Padahal dia sudah berusaha mencari perhatian Bapaknya dengan melakukan segala
cara, tapi semuanya sia-sia.
Rara
yang saat ini sedang libur kuliah, merasa tidak betah dirumah. Pikiran jahat
selalu keluar dari otaknya. Dia merasa tidak sanggup menahan semua penderitaan
didalam hidupnya.
***
Siang
hari yang panas, dia mendapat SMS dari teman sejawatnya. Disaat dia membuka dan
membacanya, ternyata isi SMS tersebut berisikan nilai-nilai selama dia
mengikuti ujian semester. Rara pun terkejut melihat isi SMS tersebut.

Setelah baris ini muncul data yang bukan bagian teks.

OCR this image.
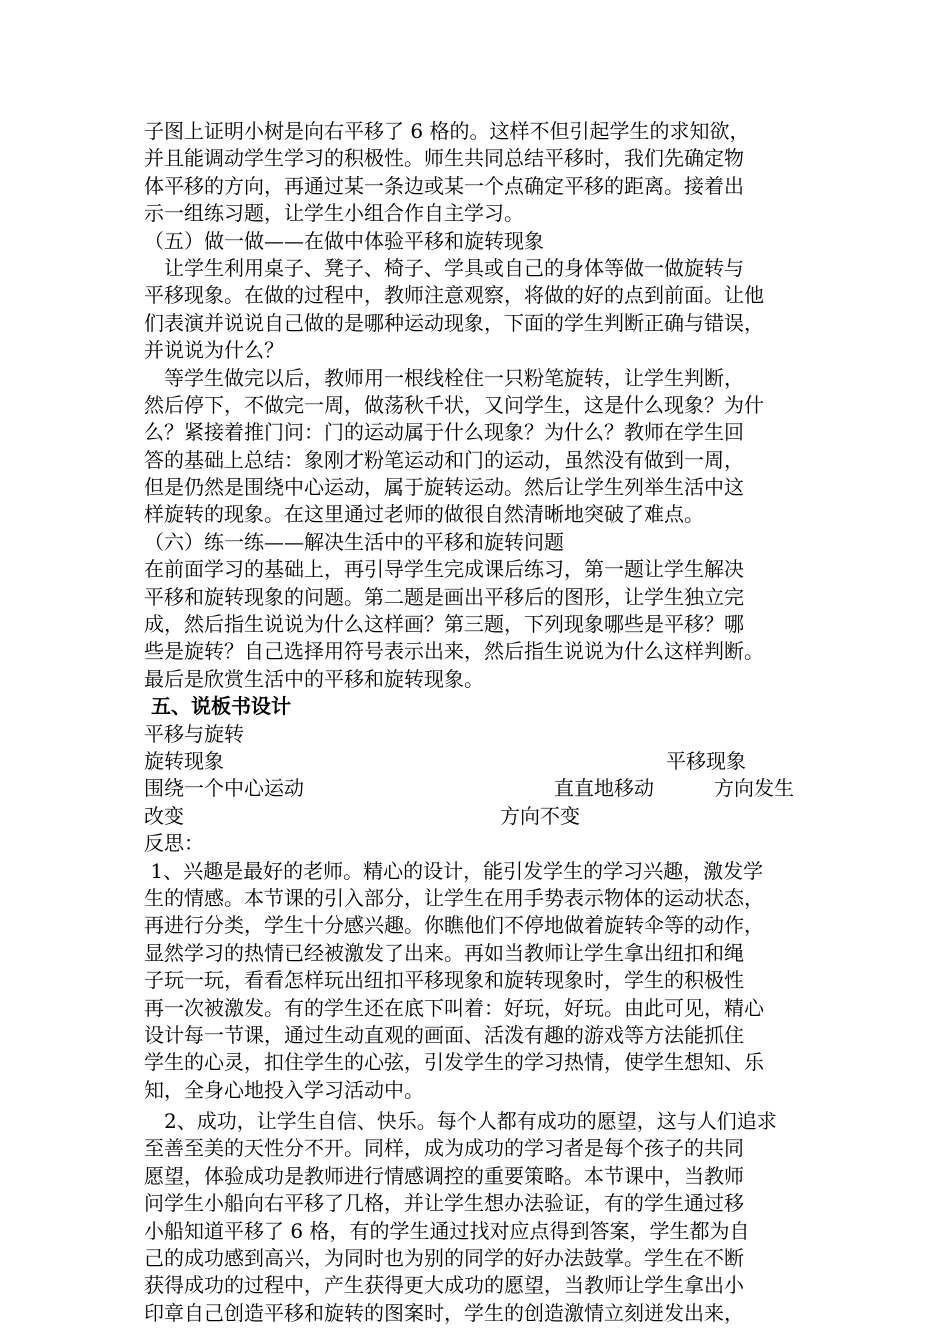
子图上证明小树是向右平移了 6 格的。这样不但引起学生的求知欲，
并且能调动学生学习的积极性。师生共同总结平移时，我们先确定物
体平移的方向，再通过某一条边或某一个点确定平移的距离。接着出
示一组练习题，让学生小组合作自主学习。
（五）做一做——在做中体验平移和旋转现象
　让学生利用桌子、凳子、椅子、学具或自己的身体等做一做旋转与
平移现象。在做的过程中，教师注意观察，将做的好的点到前面。让他
们表演并说说自己做的是哪种运动现象，下面的学生判断正确与错误，
并说说为什么？
　等学生做完以后，教师用一根线栓住一只粉笔旋转，让学生判断，
然后停下，不做完一周，做荡秋千状，又问学生，这是什么现象？为什
么？紧接着推门问：门的运动属于什么现象？为什么？教师在学生回
答的基础上总结：象刚才粉笔运动和门的运动，虽然没有做到一周，
但是仍然是围绕中心运动，属于旋转运动。然后让学生列举生活中这
样旋转的现象。在这里通过老师的做很自然清晰地突破了难点。
（六）练一练——解决生活中的平移和旋转问题
在前面学习的基础上，再引导学生完成课后练习，第一题让学生解决
平移和旋转现象的问题。第二题是画出平移后的图形，让学生独立完
成，然后指生说说为什么这样画？第三题，下列现象哪些是平移？哪
些是旋转？自己选择用符号表示出来，然后指生说说为什么这样判断。
最后是欣赏生活中的平移和旋转现象。
五、说板书设计
平移与旋转

旋转现象

	平移现象

围绕一个中心运动

	直直地移动

	方向发生

改变

	方向不变

反思：
1、兴趣是最好的老师。精心的设计，能引发学生的学习兴趣，激发学
生的情感。本节课的引入部分，让学生在用手势表示物体的运动状态，
再进行分类，学生十分感兴趣。你瞧他们不停地做着旋转伞等的动作，
显然学习的热情已经被激发了出来。再如当教师让学生拿出纽扣和绳
子玩一玩，看看怎样玩出纽扣平移现象和旋转现象时，学生的积极性
再一次被激发。有的学生还在底下叫着：好玩，好玩。由此可见，精心
设计每一节课，通过生动直观的画面、活泼有趣的游戏等方法能抓住
学生的心灵，扣住学生的心弦，引发学生的学习热情，使学生想知、乐
知，全身心地投入学习活动中。
　2、成功，让学生自信、快乐。每个人都有成功的愿望，这与人们追求
至善至美的天性分不开。同样，成为成功的学习者是每个孩子的共同
愿望，体验成功是教师进行情感调控的重要策略。本节课中，当教师
问学生小船向右平移了几格，并让学生想办法验证，有的学生通过移
小船知道平移了 6 格，有的学生通过找对应点得到答案，学生都为自
己的成功感到高兴，为同时也为别的同学的好办法鼓掌。学生在不断
获得成功的过程中，产生获得更大成功的愿望，当教师让学生拿出小
印章自己创造平移和旋转的图案时，学生的创造激情立刻迸发出来，
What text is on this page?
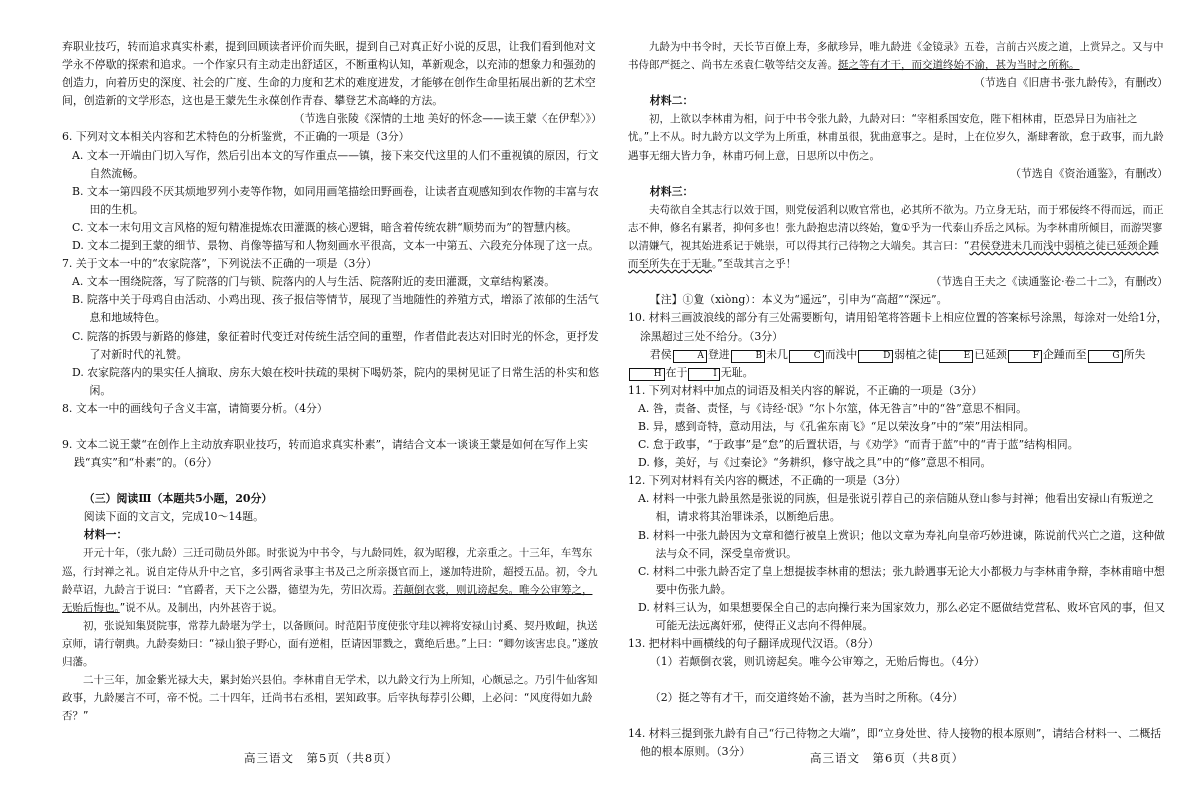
弃职业技巧，转而追求真实朴素，提到回顾读者评价而失眠，提到自己对真正好小说的反思，让我们看到他对文学永不停歇的探索和追求。一个作家只有主动走出舒适区，不断重构认知，革新观念，以充沛的想象力和强劲的创造力，向着历史的深度、社会的广度、生命的力度和艺术的难度进发，才能够在创作生命里拓展出新的艺术空间，创造新的文学形态，这也是王蒙先生永葆创作青春、攀登艺术高峰的方法。

（节选自张陵《深情的土地 美好的怀念——读王蒙〈在伊犁〉》）

6. 下列对文本相关内容和艺术特色的分析鉴赏，不正确的一项是（3分）

A. 文本一开端由门切入写作，然后引出本文的写作重点——镇，接下来交代这里的人们不重视镇的原因，行文自然流畅。

B. 文本一第四段不厌其烦地罗列小麦等作物，如同用画笔描绘田野画卷，让读者直观感知到农作物的丰富与农田的生机。

C. 文本一末句用文言风格的短句精准提炼农田灌溉的核心逻辑，暗含着传统农耕“顺势而为”的智慧内核。

D. 文本二提到王蒙的细节、景物、肖像等描写和人物刻画水平很高，文本一中第五、六段充分体现了这一点。

7. 关于文本一中的“农家院落”，下列说法不正确的一项是（3分）

A. 文本一围绕院落，写了院落的门与锁、院落内的人与生活、院落附近的麦田灌溉，文章结构紧凑。

B. 院落中关于母鸡自由活动、小鸡出现、孩子报信等情节，展现了当地随性的养殖方式，增添了浓郁的生活气息和地域特色。

C. 院落的拆毁与新路的修建，象征着时代变迁对传统生活空间的重塑，作者借此表达对旧时光的怀念，更抒发了对新时代的礼赞。

D. 农家院落内的果实任人摘取、房东大娘在校叶扶疏的果树下喝奶茶，院内的果树见证了日常生活的朴实和悠闲。

8. 文本一中的画线句子含义丰富，请简要分析。（4分）

9. 文本二说王蒙“在创作上主动放弃职业技巧，转而追求真实朴素”，请结合文本一谈谈王蒙是如何在写作上实践“真实”和“朴素”的。（6分）

（三）阅读Ⅲ（本题共5小题，20分）

阅读下面的文言文，完成10～14题。

材料一：

开元十年，（张九龄）三迁司勋员外郎。时张说为中书令，与九龄同姓，叙为昭穆，尤亲重之。十三年，车驾东巡，行封禅之礼。说自定侍从升中之官，多引两省录事主书及己之所亲摄官而上，遂加特进阶，超授五品。初，令九龄草诏，九龄言于说曰：“官爵者，天下之公器，德望为先，劳旧次焉。若颠倒衣裳，则讥谤起矣。唯今公审筹之，无贻后悔也。”说不从。及制出，内外甚咨于说。

初，张说知集贤院事，常荐九龄堪为学士，以备顾问。时范阳节度使张守珪以裨将安禄山讨奚、契丹败衄，执送京师，请行朝典。九龄奏劾曰：“禄山狼子野心，面有逆相，臣请因罪戮之，冀绝后患。”上曰：“卿勿该害忠良。”遂放归藩。

二十三年，加金紫光禄大夫，累封始兴县伯。李林甫自无学术，以九龄文行为上所知，心颇忌之。乃引牛仙客知政事，九龄屡言不可，帝不悦。二十四年，迁尚书右丞相，罢知政事。后宰执每荐引公卿，上必问：“风度得如九龄否？”

高三语文　第5页（共8页）

九龄为中书令时，天长节百僚上寿，多献珍异，唯九龄进《金镜录》五卷，言前古兴废之道，上赏异之。又与中书侍郎严挺之、尚书左丞袁仁敬等结交友善。挺之等有才干，而交道终始不渝，甚为当时之所称。

（节选自《旧唐书·张九龄传》，有删改）

材料二：

初，上欲以李林甫为相，问于中书令张九龄，九龄对曰：“宰相系国安危，陛下相林甫，臣恐异日为庙社之忧。”上不从。时九龄方以文学为上所重，林甫虽很，犹曲意事之。是时，上在位岁久，渐肆奢欲，怠于政事，而九龄遇事无细大皆力争，林甫巧伺上意，日思所以中伤之。

（节选自《资治通鉴》，有删改）

材料三：

夫苟欲自全其志行以效于国，则党佞滔利以败官常也，必其所不欲为。乃立身无玷，而于邪佞终不得而远，而正志不伸，修名有累者，抑何多也！张九龄抱忠清以终始，夐①乎为一代泰山乔岳之风标。为李林甫所倾目，而游哭寥以清嫌气，视其始进系记于姚崇，可以得其行己待物之大端矣。其言曰：“君侯登进未几而浅中弱植之徒已延颈企踵而至所失在于无耻。”至哉其言之乎！

（节选自王夫之《读通鉴论·卷二十二》，有删改）

【注】①夐（xiòng）：本义为“遥远”，引申为“高超”“深远”。

10. 材料三画波浪线的部分有三处需要断句，请用铅笔将答题卡上相应位置的答案标号涂黑，每涂对一处给1分，涂黑超过三处不给分。（3分）

君侯	A 登进	B 未几	C 而浅中	D 弱植之徒	E 已延颈	F 企踵而至	G 所失H 在于	I 无耻。

11. 下列对材料中加点的词语及相关内容的解说，不正确的一项是（3分）

A. 咎，责备、责怪，与《诗经·氓》“尔卜尔筮，体无咎言”中的“咎”意思不相同。

B. 异，感到奇特，意动用法，与《孔雀东南飞》“足以荣汝身”中的“荣”用法相同。

C. 怠于政事，“于政事”是“怠”的后置状语，与《劝学》“而青于蓝”中的“青于蓝”结构相同。

D. 修，美好，与《过秦论》“务耕织，修守战之具”中的“修”意思不相同。

12. 下列对材料有关内容的概述，不正确的一项是（3分）

A. 材料一中张九龄虽然是张说的同族，但是张说引荐自己的亲信随从登山参与封禅；他看出安禄山有叛逆之相，请求将其治罪诛杀，以断绝后患。

B. 材料一中张九龄因为文章和德行被皇上赏识；他以文章为寿礼向皇帝巧妙进谏，陈说前代兴亡之道，这种做法与众不同，深受皇帝赏识。

C. 材料二中张九龄否定了皇上想提拔李林甫的想法；张九龄遇事无论大小都极力与李林甫争辩，李林甫暗中想要中伤张九龄。

D. 材料三认为，如果想要保全自己的志向操行来为国家效力，那么必定不愿做结党营私、败坏官风的事，但又可能无法远离奸邪，使得正义志向不得伸展。

13. 把材料中画横线的句子翻译成现代汉语。（8分）

（1）若颠倒衣裳，则讥谤起矣。唯今公审筹之，无贻后悔也。（4分）

（2）挺之等有才干，而交道终始不渝，甚为当时之所称。（4分）

14. 材料三提到张九龄有自己“行己待物之大端”，即“立身处世、待人接物的根本原则”，请结合材料一、二概括他的根本原则。（3分）	高三语文　第6页（共8页）
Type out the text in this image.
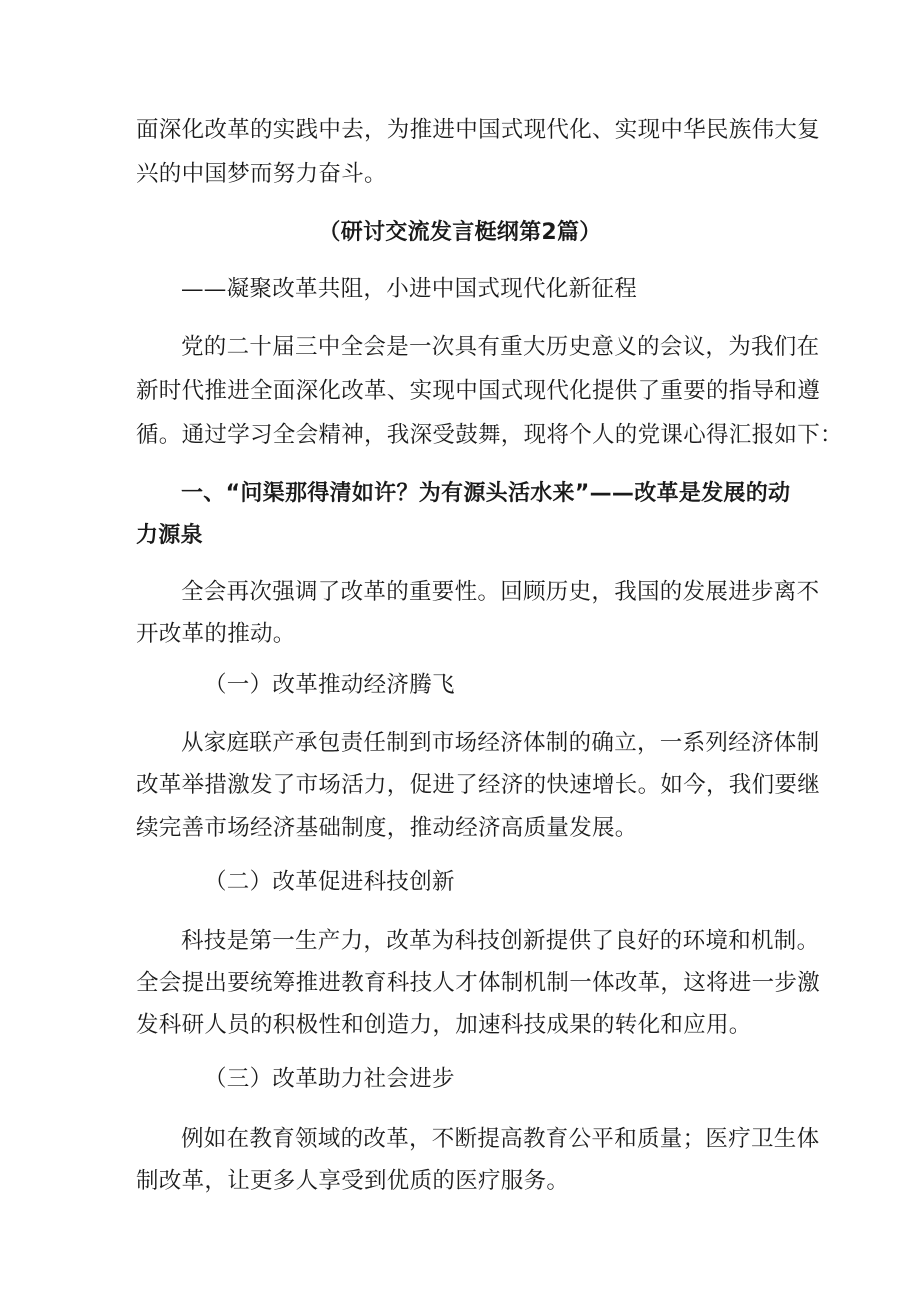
面深化改革的实践中去，为推进中国式现代化、实现中华民族伟大复

兴的中国梦而努力奋斗。

（研讨交流发言梃纲第2篇）

——凝聚改革共阻，小进中国式现代化新征程

党的二十届三中全会是一次具有重大历史意义的会议，为我们在

新时代推进全面深化改革、实现中国式现代化提供了重要的指导和遵

循。通过学习全会精神，我深受鼓舞，现将个人的党课心得汇报如下：

一、“问渠那得清如许？为有源头活水来”——改革是发展的动

力源泉

全会再次强调了改革的重要性。回顾历史，我国的发展进步离不

开改革的推动。

（一）改革推动经济腾飞

从家庭联产承包责任制到市场经济体制的确立，一系列经济体制

改革举措激发了市场活力，促进了经济的快速增长。如今，我们要继

续完善市场经济基础制度，推动经济高质量发展。

（二）改革促进科技创新

科技是第一生产力，改革为科技创新提供了良好的环境和机制。

全会提出要统筹推进教育科技人才体制机制一体改革，这将进一步激

发科研人员的积极性和创造力，加速科技成果的转化和应用。

（三）改革助力社会进步

例如在教育领域的改革，不断提高教育公平和质量；医疗卫生体

制改革，让更多人享受到优质的医疗服务。
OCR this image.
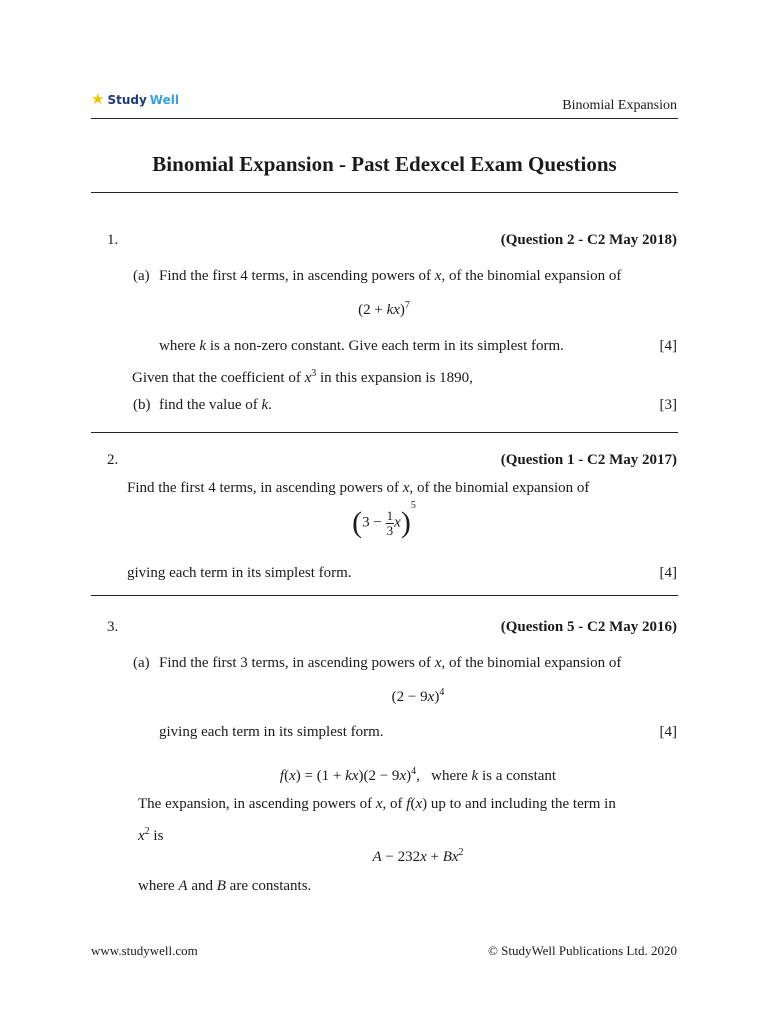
★ Study Well	Binomial Expansion
Binomial Expansion - Past Edexcel Exam Questions
1.	(Question 2 - C2 May 2018)
(a) Find the first 4 terms, in ascending powers of x, of the binomial expansion of
(2 + kx)$^7$
where k is a non-zero constant. Give each term in its simplest form.	[4]
Given that the coefficient of $x^3$ in this expansion is 1890,
(b) find the value of k.	[3]
2.	(Question 1 - C2 May 2017)
Find the first 4 terms, in ascending powers of x, of the binomial expansion of
$(3 - \frac{1}{3} x)^5$
giving each term in its simplest form.	[4]
3.	(Question 5 - C2 May 2016)
(a) Find the first 3 terms, in ascending powers of x, of the binomial expansion of
$(2 - 9x)^4$
giving each term in its simplest form.	[4]
$f(x) = (1 + kx)(2 - 9x)^4$,   where k is a constant
The expansion, in ascending powers of x, of f(x) up to and including the term in
$x^2$ is
$A - 232x + Bx^2$
where A and B are constants.
www.studywell.com	© StudyWell Publications Ltd. 2020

“Astaghfirullah, ini tidak mungkin.”
Tandas Rara terkejut.
Rara
pun sedih melihat isi SMS itu. ternyata isi SMS tersebut adalah nilai-nilai
Rara yang jelek, semua nilainya tidak ada yang memuaskan. Dia pun tidak dapat
mempertahankan nilai-nilai bagusnya di semester lalu. Rara hanya termenung dan
meratapi semua masalah yang dihadapinya.
Rara
sudah berusaha belajar untuk menggapai nilai yang memuaskan, tapi ternyata
semuanya sia-sia. Nilainya tetap saja jelek. Rara sudah bertekad dia akan
berusaha memperjuangkan nilainya. Meskipun, dirumah dia harus mendapatkan
sarapan yang menyakitkan hatinya.
Kehidupan
memang pahit dan selalu mempunyai masalah. Itu semua ujian serta cobaan yang
diberikan oleh Allah. Semua itu, diberikan untuk seluruh umat manusia. Apakah
mereka mampu menyelesaikannya atau tidak.
Terkadang
kehidupan membuat orang bahagia, tetapi mereka hadapi masalah dengan tawakal
dan sabar.
Hidup?
Sebenarnya
hidup itu menyenangkan bila dijalani dan dinikmati. Semua masalah bisa
terselesaikan apabila kita selesaikan dan tanpa ada kata menyerah. Ya, meskipun
masalah membuat orang lupa diri. Mereka yang tidak dapat menyelesaikannya
terkadang bisa bunuh diri, gila atau apa
pun itu namanya.
Jalanilah
hidup dengan penuh ketenangan, kesabaran, dan bertawakal. Berdoalah dan meminta
untuk memudahkan jalan untuk menyelesaikan masalah kepada Allah.
Itulah
yang selalu dilakukan oleh Rara, dia
selalu berdoa dan memohon pertolongan untuk memudahkan menyelesaikan
masalah dan menambah kesabaran pada dirinya. Meskipun dengan sikap Bapaknya
yang kejam, dia selalu berdoa agar sang Bapak diberi kesehatan dan kesabaran
serta rezeki yang dapat menghidupi anak dan istrinya.